Movie Review: Willow (1988)

Synopsis: Willow Ufgood, a struggling Nelwyn farmer and wannabe sorcerer, discovers a Daikini baby in the river near his farm. The baby is the center of a prophecy foretelling an evil queen's downfall and, when the queen sends her killer dogs to his village in search of the child, Willow is given the task of returning the baby to her own people. However, he ultimately joins forces with an outcast swordsman to help defeat the queen.

Who's in it? The movie stars Warwick Davis, Val Kilmer, Joanne Whalley, Jean Marsh and Billy Barty.


Review: My wife and youngest daughter were at a high school basketball game yesterday evening so I convinced my oldest daughter to watch a movie with me. This was one of my favorite films growing up and I figured she would enjoy it too so I picked it out.

Even though I remembered enjoying this movie when I was a teenager, it had been about 20 years since I last saw it and, because of that, I was a little worried it wouldn't be as good as I remembered it. However, after seeing it again, I found it was just as enjoyable as the first time I watched it and I am happy to say my daughter enjoyed it too.

To be fair, the special effects in this movie are a little dated and my daughter found them a bit laughable at times when compared to CGI today. That being said, the plot of this fantasy movie still wound up being solid. I absolutely loved how two men who were basically outcasts in their respective societies and were being asked to be reluctant heroes still managed to join forces and work together.

The movie also has an outstanding supporting cast of characters that both brought their own personalities into the film and helped give a good overview of the world Willow (Davis) lived in, filled with everything from brownies to trolls. Normally, I get a bit bored with films that have a lot of characters to remember because they tend to drag on but this movie managed to have the supporting cast while still keeping the plot moving.

One thing that did surprise me about the movie was it was a bit more intense in spots than I remembered. That scene with people being turned into pigs was something you would expect in a low-budget horror film and my 17-year-old daughter had to cover her eyes when she saw a troll get turned inside out.  At minimum, it made me glad I waited until she was a teenager to watch this movie with her rather than doing it when she was much younger.

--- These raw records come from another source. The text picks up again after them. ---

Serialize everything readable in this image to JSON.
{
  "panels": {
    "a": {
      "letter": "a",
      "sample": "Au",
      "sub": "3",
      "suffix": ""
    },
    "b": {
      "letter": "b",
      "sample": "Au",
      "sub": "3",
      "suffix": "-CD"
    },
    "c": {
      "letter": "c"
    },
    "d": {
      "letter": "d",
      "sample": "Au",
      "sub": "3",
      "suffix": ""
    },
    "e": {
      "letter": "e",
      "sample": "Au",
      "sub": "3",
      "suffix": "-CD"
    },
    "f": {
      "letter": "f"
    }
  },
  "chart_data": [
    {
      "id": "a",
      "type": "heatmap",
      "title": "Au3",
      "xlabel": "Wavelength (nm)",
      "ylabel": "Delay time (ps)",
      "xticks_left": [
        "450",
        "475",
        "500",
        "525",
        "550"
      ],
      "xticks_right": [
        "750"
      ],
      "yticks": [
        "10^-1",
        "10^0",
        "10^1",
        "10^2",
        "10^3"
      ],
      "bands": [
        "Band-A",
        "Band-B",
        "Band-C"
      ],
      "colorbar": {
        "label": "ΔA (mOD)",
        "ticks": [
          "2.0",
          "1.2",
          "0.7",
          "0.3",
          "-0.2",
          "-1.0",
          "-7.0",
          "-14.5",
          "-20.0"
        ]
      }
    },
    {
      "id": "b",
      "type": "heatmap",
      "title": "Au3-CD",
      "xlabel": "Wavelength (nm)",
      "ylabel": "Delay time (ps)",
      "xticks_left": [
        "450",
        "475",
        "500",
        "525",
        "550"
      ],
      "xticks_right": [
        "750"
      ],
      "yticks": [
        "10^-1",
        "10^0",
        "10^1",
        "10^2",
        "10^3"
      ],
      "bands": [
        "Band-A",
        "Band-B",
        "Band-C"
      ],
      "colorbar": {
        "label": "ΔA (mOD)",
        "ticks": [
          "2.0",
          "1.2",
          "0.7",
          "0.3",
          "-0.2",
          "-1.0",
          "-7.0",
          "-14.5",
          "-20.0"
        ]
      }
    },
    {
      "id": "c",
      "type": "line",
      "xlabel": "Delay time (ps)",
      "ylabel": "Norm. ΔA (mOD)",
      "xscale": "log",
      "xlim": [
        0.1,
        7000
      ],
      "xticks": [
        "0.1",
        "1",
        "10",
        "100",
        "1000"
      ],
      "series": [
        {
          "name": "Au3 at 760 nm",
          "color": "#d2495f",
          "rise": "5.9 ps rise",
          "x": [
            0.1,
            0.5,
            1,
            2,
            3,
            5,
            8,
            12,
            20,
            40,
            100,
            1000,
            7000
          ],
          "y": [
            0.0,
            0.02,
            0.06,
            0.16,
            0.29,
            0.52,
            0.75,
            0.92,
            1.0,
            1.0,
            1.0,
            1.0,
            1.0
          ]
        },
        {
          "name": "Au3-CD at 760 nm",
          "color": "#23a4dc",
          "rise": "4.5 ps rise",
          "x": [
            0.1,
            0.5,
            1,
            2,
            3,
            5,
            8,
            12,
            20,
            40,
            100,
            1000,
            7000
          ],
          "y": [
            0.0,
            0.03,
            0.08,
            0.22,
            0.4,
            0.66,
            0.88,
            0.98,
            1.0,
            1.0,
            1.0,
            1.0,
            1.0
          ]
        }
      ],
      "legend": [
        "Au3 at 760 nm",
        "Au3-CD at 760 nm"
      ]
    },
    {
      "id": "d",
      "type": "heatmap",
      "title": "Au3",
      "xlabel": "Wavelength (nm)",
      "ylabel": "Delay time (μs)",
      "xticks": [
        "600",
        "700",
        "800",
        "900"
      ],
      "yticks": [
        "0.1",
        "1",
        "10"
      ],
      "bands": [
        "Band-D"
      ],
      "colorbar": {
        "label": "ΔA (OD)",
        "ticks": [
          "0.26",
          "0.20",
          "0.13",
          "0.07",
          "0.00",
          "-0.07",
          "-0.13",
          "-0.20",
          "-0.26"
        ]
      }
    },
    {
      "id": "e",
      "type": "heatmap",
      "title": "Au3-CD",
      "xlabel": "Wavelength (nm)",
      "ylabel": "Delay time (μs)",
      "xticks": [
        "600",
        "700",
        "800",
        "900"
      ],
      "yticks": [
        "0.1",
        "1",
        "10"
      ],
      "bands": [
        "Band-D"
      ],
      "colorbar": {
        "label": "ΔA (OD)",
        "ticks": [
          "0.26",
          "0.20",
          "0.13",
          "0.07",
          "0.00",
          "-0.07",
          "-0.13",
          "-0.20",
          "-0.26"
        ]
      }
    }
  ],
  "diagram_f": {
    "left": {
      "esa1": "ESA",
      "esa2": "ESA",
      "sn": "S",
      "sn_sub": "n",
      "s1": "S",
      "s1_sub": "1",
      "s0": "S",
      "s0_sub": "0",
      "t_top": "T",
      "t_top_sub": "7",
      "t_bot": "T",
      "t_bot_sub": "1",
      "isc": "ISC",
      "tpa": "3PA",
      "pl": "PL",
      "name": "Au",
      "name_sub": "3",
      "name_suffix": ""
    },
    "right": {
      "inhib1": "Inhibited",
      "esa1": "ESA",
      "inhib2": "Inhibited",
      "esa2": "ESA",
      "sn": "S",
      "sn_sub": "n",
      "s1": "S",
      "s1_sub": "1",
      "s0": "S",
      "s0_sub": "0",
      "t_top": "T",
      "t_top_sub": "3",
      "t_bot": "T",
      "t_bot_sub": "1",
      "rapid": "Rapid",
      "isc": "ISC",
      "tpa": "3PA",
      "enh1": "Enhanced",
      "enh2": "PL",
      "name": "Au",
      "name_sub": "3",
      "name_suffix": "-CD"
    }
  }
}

My only real complaint about the film is the character General Kael (Pat Roach). He looked the part of a villain and should have been a great nemesis for Madmartigan (Kilmer), but the movie does a poor job of establishing him as such. Throughout the bulk of the film, he is mostly just there and doesn't do a whole lot to make the viewer buy into the character.  If the film would have made an effort to establish him as an accomplished swordsman, heartless killer, or even had him kick a puppy or something, it would have made him a little more interesting.

Final Opinion: I feel like the movie could have done a better job with General Kael but, overall, it was as good as a film as I remembered. Even with the 1980s special effects, it remains one of my favorite fantasy movies and I managed to make my daughter a fan too.